22 thoughts on “Nuno Landscape Design Continues

  1. interesting Ruth . You have me thinking about how to add stuff to the back grounds I crated. I ave been thinking how to add milkweed pods to them with my limited artistic abilities. I wonder if I have any grey or brown fabric……
    As to a name, I am hopeless. Maybe go with the emotion you are trying to evoke as a starting place.

    1. Thanks Ann, adding other fabric creates a nice contrast in texture. Do you have any burlap? I used that for pods before and added stitching on top. It worked really well with the frayed edges.

      Names are hard to come up with for sure 😉

  2. It’s looking beautiful already Ruth and it makes me feel very calm when I look at it. Titles are difficult – I like Ann’s suggestion for the naming of your piece, but ‘serenity’ would work for me.

    1. Thanks! It does have a calm feeling to it. I will ponder words such as serenity, tranquility, peacefulness etc. to see what I come up with for a title.

  3. I love the process of Ruth’s picture but I found it impossible to tell the difference between the pictures only looking at them one at a time. So I took the liberty of copying the pictures and setting them side by side on one page. That made them a bit like the “spot the difference” pictures in a child’s puzzle book. I was then able to appreciate the changes and how effective Ruth’s technique is.
    Having got Ruth’s approval I have put a photo of this page into drop box for you all to have a look – this is the link (you may have to copy and paste it into your browser)

  4. Queen Anne’s Lace is much more poetic than Cow Parsley, which is what I know it as. Indeed in some parts of the UK it’s known as Mother Die – and used to be picked by children annoyed by chastisement (verbal or actual) and taken home in a posy for mother (probably thereby earning themselves another clout).

    1. Yes, it’s always interesting the different names that plants are known by. And the “Mother Die” is quite the story, never heard that one before!

    2. I decided I should look it up because I am not really sure that the Montana version is Queen Anne’s Lace. It appears that there are numerous related plants in the carrot family, some of which are poisonous including several hemlocks. I’m not sure which one of these are what I have photographed. So some of these look alike plants are edible and some are poisonous and I have a definite difficulty in telling the difference between the varieties.

  5. I wasn’t able to read this – something about UK being in the EU (oh yeah?) Anyway it seems that a lot of the carrot family are called Mother Die, possibly because of the Hemlock relative. In fact I often had arguments with my elder sister who always said that it was hawthorn flowers that were called that. In fact I understand that both plants are over here. Anyway, both are pretty, and I still think Queen Anne’s Lace sounds nicest.

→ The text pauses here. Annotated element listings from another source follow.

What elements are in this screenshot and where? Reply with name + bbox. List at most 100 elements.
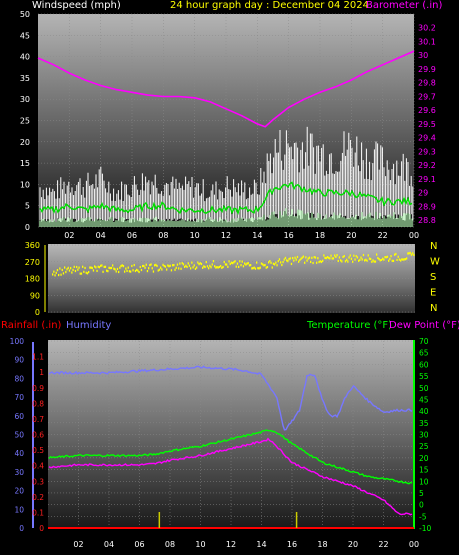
direction-point xyxy=(308,256,311,259)
direction-point xyxy=(234,260,236,263)
time-tick-label: 08 xyxy=(158,231,168,240)
direction-point xyxy=(277,260,279,263)
direction-point xyxy=(348,256,350,259)
direction-point xyxy=(216,266,218,269)
direction-point xyxy=(181,262,183,265)
direction-point xyxy=(251,267,253,270)
time-tick-label: 12 xyxy=(221,231,231,240)
humidity-label: Humidity xyxy=(66,320,112,331)
direction-point xyxy=(371,260,373,263)
direction-point xyxy=(67,266,69,269)
direction-point xyxy=(329,257,331,260)
temperature-tick-label: 20 xyxy=(419,454,429,463)
direction-point xyxy=(336,254,338,257)
direction-point xyxy=(282,261,284,264)
direction-point xyxy=(323,254,325,257)
direction-point xyxy=(257,267,259,270)
windspeed-tick-label: 20 xyxy=(20,138,30,147)
direction-point xyxy=(359,258,361,262)
direction-point xyxy=(226,263,228,266)
temperature-tick-label: 10 xyxy=(419,477,429,486)
direction-point xyxy=(65,270,67,274)
rainfall-tick-label: 0.6 xyxy=(32,431,44,440)
direction-point xyxy=(133,263,135,267)
direction-point xyxy=(180,267,182,270)
direction-point xyxy=(310,260,312,263)
humidity-tick-label: 50 xyxy=(14,431,24,440)
barometer-label: Barometer (.in) xyxy=(366,0,443,11)
direction-point xyxy=(132,269,134,272)
windspeed-tick-label: 15 xyxy=(20,159,30,168)
direction-point xyxy=(235,265,237,268)
direction-point xyxy=(127,266,129,269)
barometer-tick-label: 29.1 xyxy=(418,175,436,184)
direction-point xyxy=(119,266,121,269)
direction-point xyxy=(175,266,177,269)
direction-point xyxy=(298,260,300,263)
direction-point xyxy=(89,266,91,269)
direction-point xyxy=(337,259,339,263)
wind-barometer-panel: 05101520253035404550 28.828.92929.129.22… xyxy=(20,10,436,240)
direction-point xyxy=(152,270,155,273)
direction-point xyxy=(140,268,143,272)
barometer-tick-label: 29.9 xyxy=(418,65,436,74)
direction-point xyxy=(80,272,83,275)
direction-point xyxy=(304,261,306,264)
direction-point xyxy=(383,258,385,261)
windspeed-tick-label: 10 xyxy=(20,180,30,189)
direction-point xyxy=(154,264,156,267)
direction-point xyxy=(262,263,264,266)
temperature-tick-label: 30 xyxy=(419,431,429,440)
time-tick-label: 18 xyxy=(317,540,327,549)
time-axis-top: 02 04 06 08 10 12 14 16 18 20 22 00 xyxy=(64,231,419,240)
direction-point xyxy=(244,262,246,265)
time-tick-label: 18 xyxy=(315,231,325,240)
compass-label: S xyxy=(430,272,436,283)
weather-graphs: 05101520253035404550 28.828.92929.129.22… xyxy=(10,10,440,549)
direction-point xyxy=(358,259,360,262)
direction-tick-label: 360 xyxy=(25,241,40,250)
direction-point xyxy=(290,262,293,266)
direction-point xyxy=(60,273,62,276)
windspeed-tick-label: 35 xyxy=(20,74,30,83)
direction-point xyxy=(270,261,272,264)
temperature-tick-label: 50 xyxy=(419,384,429,393)
time-axis-bottom: 02 04 06 08 10 12 14 16 18 20 22 00 xyxy=(73,540,419,549)
direction-point xyxy=(302,255,305,258)
direction-point xyxy=(265,266,267,269)
direction-point xyxy=(187,262,189,265)
windspeed-tick-label: 5 xyxy=(25,202,30,211)
barometer-tick-label: 29.7 xyxy=(418,92,436,101)
direction-point xyxy=(362,253,365,257)
direction-point xyxy=(256,261,258,264)
direction-point xyxy=(170,269,173,272)
barometer-tick-label: 30.2 xyxy=(418,24,436,33)
rainfall-tick-label: 0.4 xyxy=(32,462,44,471)
rainfall-tick-label: 1.1 xyxy=(32,353,44,362)
direction-point xyxy=(131,264,133,268)
humidity-tick-label: 60 xyxy=(14,412,24,421)
temperature-label: Temperature (°F) xyxy=(307,320,393,331)
direction-point xyxy=(124,270,126,273)
direction-point xyxy=(407,252,409,255)
time-tick-label: 22 xyxy=(378,231,388,240)
direction-point xyxy=(361,258,363,261)
humidity-tick-label: 20 xyxy=(14,487,24,496)
direction-tick-label: 180 xyxy=(25,275,40,284)
direction-point xyxy=(230,261,233,264)
barometer-axis: 28.8 28.9 29 29.1 29.2 29.3 29.4 29.5 29.6 29.7 29… xyxy=(418,24,436,225)
direction-point xyxy=(394,253,396,256)
direction-point xyxy=(220,264,222,268)
direction-point xyxy=(114,268,116,271)
direction-point xyxy=(276,264,278,267)
direction-point xyxy=(157,269,159,272)
temperature-humidity-panel: 0102030405060708090100 00.10.20.30.40.50… xyxy=(10,337,432,549)
direction-point xyxy=(378,258,380,261)
direction-point xyxy=(259,266,261,269)
direction-point xyxy=(299,259,301,262)
rainfall-tick-label: 0.7 xyxy=(32,415,44,424)
direction-point xyxy=(295,258,297,261)
direction-point xyxy=(162,263,164,266)
direction-point xyxy=(385,256,387,259)
barometer-tick-label: 29 xyxy=(418,189,428,198)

    1. I tried the link as well and the issue seems to be with GDPR rules (which the UK still enforces, thankfully). I’d be wary of websites that have a problem with data protection rules!

  6. I like seeing your brain at work and how you don’t necessarily have a final image in your head as you work. Makes me feel much better about my own stuff 😀 Have you decided whether it’s finished yet, Ruth?

    As for names, I’d choose a feeling it might invoque to you. It’ll sound more abstract and interesting, I think.

    1. Thanks Leonor, most of the time, I don’t have a specific final image/outcome in mind with these. I have a general idea but I let the piece decide what it needs as I work. I haven’t stitched everything down yet, so I will complete the stitching and then see what else it might need. It’s getting close though.

      I’m leaning towards a more abstract title as well but haven’t come up with one at the moment. My mind is swirling with the poisonous/deadly possibilities, so now things like “Lethal Serenity” are popping into my head.

      Sorry about the link, it doesn’t seem to have issues in the US. But the UK’s/Europe’s internet rules are stronger.